The Constant, Internal Tug of War of Borderline Personality Disorder
I live with borderline personality disorder (BPD), a condition which has been described as being the mental health equivalent of having third degree burns all over your body. Essentially the smallest flicker of anger and I feel burning rage, the tinniest amount of friendship and I love obsessively, a touch of sadness and I grieve deeply. I am exhausted, stuck in a constant tug of war between my head and my heart, knowing what I’m doing is going to end badly but being compelled to do it none the less. I fear abandonment in every relationship, often obsess over and idealize one person (known as a favorite person), my mood swings are debilitating and unpredictable and I often dissociate because I lack the ability to process my emotions.
Over the years I have been labeled as unstable, manipulative, narcissistic, an addict, broken, attention seeking, emotionless, too emotional and “crazy” — but this is the reality of surviving with this condition. A condition which encompasses many different traits and often has other accompanying conditions such as eating disorders, depression and anxiety and substance misuse, all of which I have and continue to fight to this day. Living alongside this disorder has pushed me to my furthest limits, I am one of the eight in 10 people with BPD who have attempted suicide and still struggle with suicidal ideation on a regular basis.
Those of us with BPD know how hard it can be but it also means we are capable of so much more. I love more deeply than I realize, I appreciate each good moment I am given, I am creative and spontaneous and if you manage to break through my defenses, I am fiercely loyal and will care for you like you are my own. I have a heart full of compassion and empathy and am in turn able to support people in their darkest times.
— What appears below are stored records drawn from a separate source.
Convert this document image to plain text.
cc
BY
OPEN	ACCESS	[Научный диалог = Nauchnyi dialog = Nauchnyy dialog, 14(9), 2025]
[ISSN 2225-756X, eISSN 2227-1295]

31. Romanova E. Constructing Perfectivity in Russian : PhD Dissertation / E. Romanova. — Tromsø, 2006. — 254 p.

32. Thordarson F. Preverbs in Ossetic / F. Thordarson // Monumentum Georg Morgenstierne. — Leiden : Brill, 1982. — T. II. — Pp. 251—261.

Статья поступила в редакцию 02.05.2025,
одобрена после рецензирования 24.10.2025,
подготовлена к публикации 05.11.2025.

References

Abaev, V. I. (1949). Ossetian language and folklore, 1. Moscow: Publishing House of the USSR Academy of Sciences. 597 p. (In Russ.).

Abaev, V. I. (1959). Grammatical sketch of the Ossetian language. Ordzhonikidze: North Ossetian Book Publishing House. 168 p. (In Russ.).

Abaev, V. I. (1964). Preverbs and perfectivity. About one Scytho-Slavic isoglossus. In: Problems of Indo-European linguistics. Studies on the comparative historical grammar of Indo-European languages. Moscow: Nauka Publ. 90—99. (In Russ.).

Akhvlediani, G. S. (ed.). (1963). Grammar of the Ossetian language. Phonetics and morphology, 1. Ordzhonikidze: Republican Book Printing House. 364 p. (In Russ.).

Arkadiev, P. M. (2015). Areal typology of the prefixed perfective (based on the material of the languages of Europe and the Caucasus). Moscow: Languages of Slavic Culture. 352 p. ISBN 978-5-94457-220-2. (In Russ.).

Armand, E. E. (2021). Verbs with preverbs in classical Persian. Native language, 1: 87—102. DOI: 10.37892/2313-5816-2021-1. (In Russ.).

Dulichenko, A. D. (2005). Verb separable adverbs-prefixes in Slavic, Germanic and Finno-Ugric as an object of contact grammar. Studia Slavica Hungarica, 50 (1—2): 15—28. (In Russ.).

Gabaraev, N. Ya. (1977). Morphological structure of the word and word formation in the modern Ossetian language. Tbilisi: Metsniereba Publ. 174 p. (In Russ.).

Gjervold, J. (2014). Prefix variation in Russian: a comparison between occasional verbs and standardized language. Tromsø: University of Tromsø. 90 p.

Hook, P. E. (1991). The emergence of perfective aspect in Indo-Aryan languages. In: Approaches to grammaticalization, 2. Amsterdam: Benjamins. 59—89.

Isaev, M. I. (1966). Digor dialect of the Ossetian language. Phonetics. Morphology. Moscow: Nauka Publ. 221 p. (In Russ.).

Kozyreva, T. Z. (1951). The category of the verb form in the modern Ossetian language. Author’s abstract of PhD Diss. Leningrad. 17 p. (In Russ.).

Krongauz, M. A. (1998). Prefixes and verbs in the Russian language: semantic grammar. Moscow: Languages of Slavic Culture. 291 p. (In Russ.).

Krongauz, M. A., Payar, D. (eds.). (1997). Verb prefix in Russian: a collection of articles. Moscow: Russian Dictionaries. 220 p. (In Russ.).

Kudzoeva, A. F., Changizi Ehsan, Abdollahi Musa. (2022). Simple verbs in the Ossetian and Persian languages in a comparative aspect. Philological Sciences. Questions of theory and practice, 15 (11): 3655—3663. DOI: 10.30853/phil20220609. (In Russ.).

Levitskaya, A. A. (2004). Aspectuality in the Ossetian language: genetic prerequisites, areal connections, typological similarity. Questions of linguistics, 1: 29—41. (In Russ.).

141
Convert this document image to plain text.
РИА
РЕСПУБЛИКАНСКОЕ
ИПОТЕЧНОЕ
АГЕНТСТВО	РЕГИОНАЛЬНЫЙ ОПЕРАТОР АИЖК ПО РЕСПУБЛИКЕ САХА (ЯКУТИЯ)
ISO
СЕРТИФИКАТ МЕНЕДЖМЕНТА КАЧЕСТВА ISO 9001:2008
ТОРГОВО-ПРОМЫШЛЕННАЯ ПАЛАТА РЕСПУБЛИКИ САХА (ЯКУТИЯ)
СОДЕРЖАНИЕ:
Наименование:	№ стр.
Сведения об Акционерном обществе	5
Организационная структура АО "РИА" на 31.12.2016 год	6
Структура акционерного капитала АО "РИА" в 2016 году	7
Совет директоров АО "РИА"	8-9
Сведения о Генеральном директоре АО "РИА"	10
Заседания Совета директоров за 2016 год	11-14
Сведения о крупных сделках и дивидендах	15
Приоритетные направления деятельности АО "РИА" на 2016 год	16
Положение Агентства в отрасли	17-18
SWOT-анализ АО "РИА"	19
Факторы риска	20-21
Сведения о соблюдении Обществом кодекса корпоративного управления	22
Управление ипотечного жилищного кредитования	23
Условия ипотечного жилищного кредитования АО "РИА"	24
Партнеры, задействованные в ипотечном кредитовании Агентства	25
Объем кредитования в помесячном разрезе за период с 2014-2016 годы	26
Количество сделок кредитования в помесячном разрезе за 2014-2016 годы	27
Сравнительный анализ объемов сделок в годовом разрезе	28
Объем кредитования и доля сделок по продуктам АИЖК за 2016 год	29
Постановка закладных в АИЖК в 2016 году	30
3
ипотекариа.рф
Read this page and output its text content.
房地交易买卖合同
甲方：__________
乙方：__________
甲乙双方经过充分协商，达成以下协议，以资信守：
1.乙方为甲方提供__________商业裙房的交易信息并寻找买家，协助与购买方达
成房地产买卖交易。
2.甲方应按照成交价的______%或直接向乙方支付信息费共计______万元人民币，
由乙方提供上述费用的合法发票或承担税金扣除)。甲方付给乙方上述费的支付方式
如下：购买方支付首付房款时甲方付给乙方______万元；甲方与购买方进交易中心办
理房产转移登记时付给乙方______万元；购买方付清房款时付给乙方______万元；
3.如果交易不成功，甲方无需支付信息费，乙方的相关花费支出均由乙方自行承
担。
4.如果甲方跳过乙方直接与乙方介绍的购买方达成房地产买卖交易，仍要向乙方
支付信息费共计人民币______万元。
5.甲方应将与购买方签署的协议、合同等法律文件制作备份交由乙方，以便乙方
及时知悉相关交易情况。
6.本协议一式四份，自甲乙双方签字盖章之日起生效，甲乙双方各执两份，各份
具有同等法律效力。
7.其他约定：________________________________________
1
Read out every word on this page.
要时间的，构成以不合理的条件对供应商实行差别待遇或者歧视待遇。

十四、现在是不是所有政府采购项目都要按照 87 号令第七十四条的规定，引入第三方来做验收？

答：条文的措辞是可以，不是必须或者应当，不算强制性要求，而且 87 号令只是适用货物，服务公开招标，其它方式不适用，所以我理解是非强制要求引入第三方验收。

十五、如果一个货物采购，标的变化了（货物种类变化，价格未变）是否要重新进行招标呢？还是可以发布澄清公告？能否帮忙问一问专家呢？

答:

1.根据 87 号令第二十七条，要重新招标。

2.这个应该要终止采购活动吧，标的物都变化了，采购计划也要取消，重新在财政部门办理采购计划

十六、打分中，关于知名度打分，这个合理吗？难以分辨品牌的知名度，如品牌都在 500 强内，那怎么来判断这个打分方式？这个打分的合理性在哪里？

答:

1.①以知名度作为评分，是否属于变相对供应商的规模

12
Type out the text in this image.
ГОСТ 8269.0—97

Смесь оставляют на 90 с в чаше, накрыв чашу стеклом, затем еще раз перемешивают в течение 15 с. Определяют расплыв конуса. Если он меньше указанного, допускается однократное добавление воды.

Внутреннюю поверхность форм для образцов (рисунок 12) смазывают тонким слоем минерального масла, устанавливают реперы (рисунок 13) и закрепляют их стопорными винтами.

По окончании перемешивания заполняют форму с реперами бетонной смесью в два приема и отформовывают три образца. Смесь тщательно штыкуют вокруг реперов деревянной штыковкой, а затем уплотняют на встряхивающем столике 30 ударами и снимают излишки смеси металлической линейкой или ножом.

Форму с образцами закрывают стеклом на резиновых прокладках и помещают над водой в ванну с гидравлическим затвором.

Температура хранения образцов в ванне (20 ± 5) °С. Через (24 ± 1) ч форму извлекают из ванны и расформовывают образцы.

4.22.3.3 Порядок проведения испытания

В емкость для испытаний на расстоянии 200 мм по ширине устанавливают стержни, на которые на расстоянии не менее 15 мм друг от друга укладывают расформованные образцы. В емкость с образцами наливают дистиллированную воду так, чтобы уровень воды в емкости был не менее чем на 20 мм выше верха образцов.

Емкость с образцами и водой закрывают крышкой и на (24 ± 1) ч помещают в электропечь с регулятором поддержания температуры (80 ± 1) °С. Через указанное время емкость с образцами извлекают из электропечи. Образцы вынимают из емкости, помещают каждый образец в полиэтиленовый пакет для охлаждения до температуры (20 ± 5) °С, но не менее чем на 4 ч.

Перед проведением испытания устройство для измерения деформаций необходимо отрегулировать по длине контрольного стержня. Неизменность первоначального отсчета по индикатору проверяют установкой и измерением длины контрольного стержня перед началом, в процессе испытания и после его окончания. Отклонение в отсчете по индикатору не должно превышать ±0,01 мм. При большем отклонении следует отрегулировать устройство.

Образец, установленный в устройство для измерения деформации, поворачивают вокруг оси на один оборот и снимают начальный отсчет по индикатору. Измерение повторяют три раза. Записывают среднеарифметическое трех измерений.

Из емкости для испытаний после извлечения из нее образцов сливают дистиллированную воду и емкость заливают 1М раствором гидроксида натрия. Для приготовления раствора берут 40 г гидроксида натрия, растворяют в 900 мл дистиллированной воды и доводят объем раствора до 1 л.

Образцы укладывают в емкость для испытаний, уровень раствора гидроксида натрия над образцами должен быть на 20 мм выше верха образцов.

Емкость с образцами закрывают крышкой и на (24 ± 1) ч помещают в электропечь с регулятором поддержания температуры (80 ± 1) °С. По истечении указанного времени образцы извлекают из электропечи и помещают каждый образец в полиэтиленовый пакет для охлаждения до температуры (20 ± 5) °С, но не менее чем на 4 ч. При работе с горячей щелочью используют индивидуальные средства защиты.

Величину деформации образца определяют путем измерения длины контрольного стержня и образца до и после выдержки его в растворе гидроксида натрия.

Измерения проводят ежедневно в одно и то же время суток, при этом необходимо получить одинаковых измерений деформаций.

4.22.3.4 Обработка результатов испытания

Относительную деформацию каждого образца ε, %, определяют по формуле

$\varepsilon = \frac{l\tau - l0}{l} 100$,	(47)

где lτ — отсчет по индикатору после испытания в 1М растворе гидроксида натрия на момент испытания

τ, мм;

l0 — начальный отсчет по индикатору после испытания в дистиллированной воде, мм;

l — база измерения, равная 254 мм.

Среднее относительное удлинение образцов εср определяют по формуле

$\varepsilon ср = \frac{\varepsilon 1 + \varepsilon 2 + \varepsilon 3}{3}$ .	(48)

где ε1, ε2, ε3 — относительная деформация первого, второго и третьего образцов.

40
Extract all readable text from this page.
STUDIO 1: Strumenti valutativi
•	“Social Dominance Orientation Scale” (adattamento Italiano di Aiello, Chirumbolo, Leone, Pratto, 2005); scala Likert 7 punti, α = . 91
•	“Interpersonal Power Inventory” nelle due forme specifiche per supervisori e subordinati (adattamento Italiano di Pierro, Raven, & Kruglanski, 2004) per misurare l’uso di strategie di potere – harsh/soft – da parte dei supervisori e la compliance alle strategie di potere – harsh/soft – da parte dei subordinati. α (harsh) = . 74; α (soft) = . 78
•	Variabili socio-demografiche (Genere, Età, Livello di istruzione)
I am only part way through my journey, I have been diagnosed but am waiting on targeted therapy and meds to help control my symptoms. At first I believed this to be a life sentence, something that would be the end of me, something that meant I could never achieve my dreams, but I was so wrong. I have completed a degree in childhood education and am now half way through my first year of a nursing degree, something I would never have imagined possible three years ago.
This is for anyone who believes they are written off because of mental ill health as I did for so many years. There is hope in the darkness, there is a path through the hard times and if a day doesn’t go the way you planned, then that’s OK, do what you need to do and start again tomorrow.